The semantics of a Clojure atom (after which ClojureScript and Reagent atoms are modelled) is that there is a compare-and-set! function that atomically updates the state if the expected old state matches the current state. swap! is a wrapper over that which repeatedly applies a function until it succeeds.

The neat thing is that CouchDB update semantics are exactly like compare-and-set!. You update a document, and if the revision matches it succeeds, if there is a conflict the update is rejected.

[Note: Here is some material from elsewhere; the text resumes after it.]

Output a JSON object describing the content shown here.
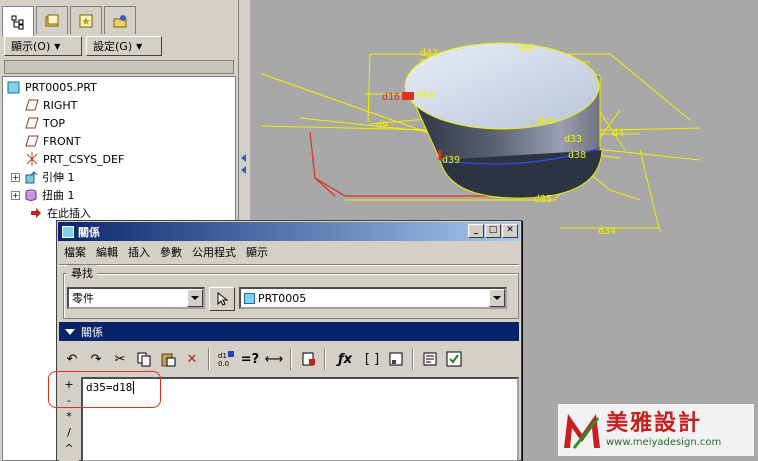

You can layer swap! behavior on top of that which applies a function to a document repeatedly until there is no conflict.

So what you get if you combine PouchDB with a Ratom is that you can apply functions to your state, which will resolve database conflicts and rerender your app. The PouchDB atom even listens for database changes, so that remote changes will update the cache and components in your app that depend on it.

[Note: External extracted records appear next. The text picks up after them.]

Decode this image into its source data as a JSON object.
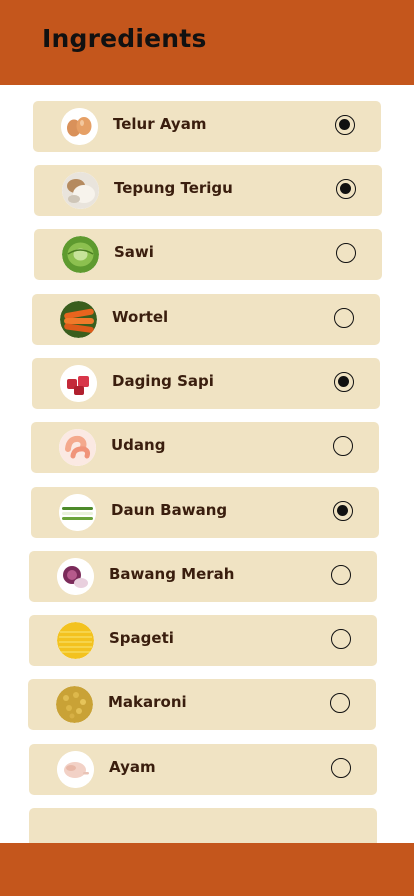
{
  "header": {
    "title": "Ingredients"
  },
  "ingredients": [
    {
      "label": "Telur Ayam",
      "icon": "egg-icon",
      "selected": true
    },
    {
      "label": "Tepung Terigu",
      "icon": "flour-icon",
      "selected": true
    },
    {
      "label": "Sawi",
      "icon": "mustard-greens-icon",
      "selected": false
    },
    {
      "label": "Wortel",
      "icon": "carrot-icon",
      "selected": false
    },
    {
      "label": "Daging Sapi",
      "icon": "beef-icon",
      "selected": true
    },
    {
      "label": "Udang",
      "icon": "shrimp-icon",
      "selected": false
    },
    {
      "label": "Daun Bawang",
      "icon": "scallion-icon",
      "selected": true
    },
    {
      "label": "Bawang Merah",
      "icon": "shallot-icon",
      "selected": false
    },
    {
      "label": "Spageti",
      "icon": "spaghetti-icon",
      "selected": false
    },
    {
      "label": "Makaroni",
      "icon": "macaroni-icon",
      "selected": false
    },
    {
      "label": "Ayam",
      "icon": "chicken-icon",
      "selected": false
    },
    {
      "label": "",
      "icon": "",
      "selected": false
    }
  ],
  "colors": {
    "header": "#c4561c",
    "card": "#f0e3c3",
    "text": "#3a1e0e"
  }
}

Basically it transparently applies functions to the database and updates your UI on database changes.

One thing that sets Hipflask apart from my previous CouchDB atom is that it manages a prefix of keys. This plays well with sharding, so you can have a PouchDB atom containing all foo:* documents. Worth noting is that it’s only atomic per document, and assumes the first argument to your update function is a key or collection of keys that will be updated.

You can use Hipflask in two main ways. The first way is offline first. The atom is backed by a local PouchDB which can by replicated to a central database. This way the app remains fully functional offline but replication conflicts are not handled automatically. You can also make it talk directly to a central CouchDB, in which case it does not work offline but conflicts in the central database are resolved automatically.

As a demo of the library, I made a Global Cookie Clicker app. It’s an offline-first collaborative cookie clicker. You can click cookies offline, and they are then synchronized to a central CouchDB. The entire code is less than 70 lines.

It basically defines a PouchDB atom

(def db (hf/pouchdb "cookies"))
(def rginger (r/atom {}))
(def ginger (hf/pouch-atom db "gingerbread" rginger))

And then when you click the button it calls this function that increments your cookie document.

(defn make-cookie [a n _]
  (swap! a update-in [(str (.-group a) hf/sep me) :cookies] #(+ % n)))

This library has been very useful in building Mosaic, and I hope it is useful to others as well.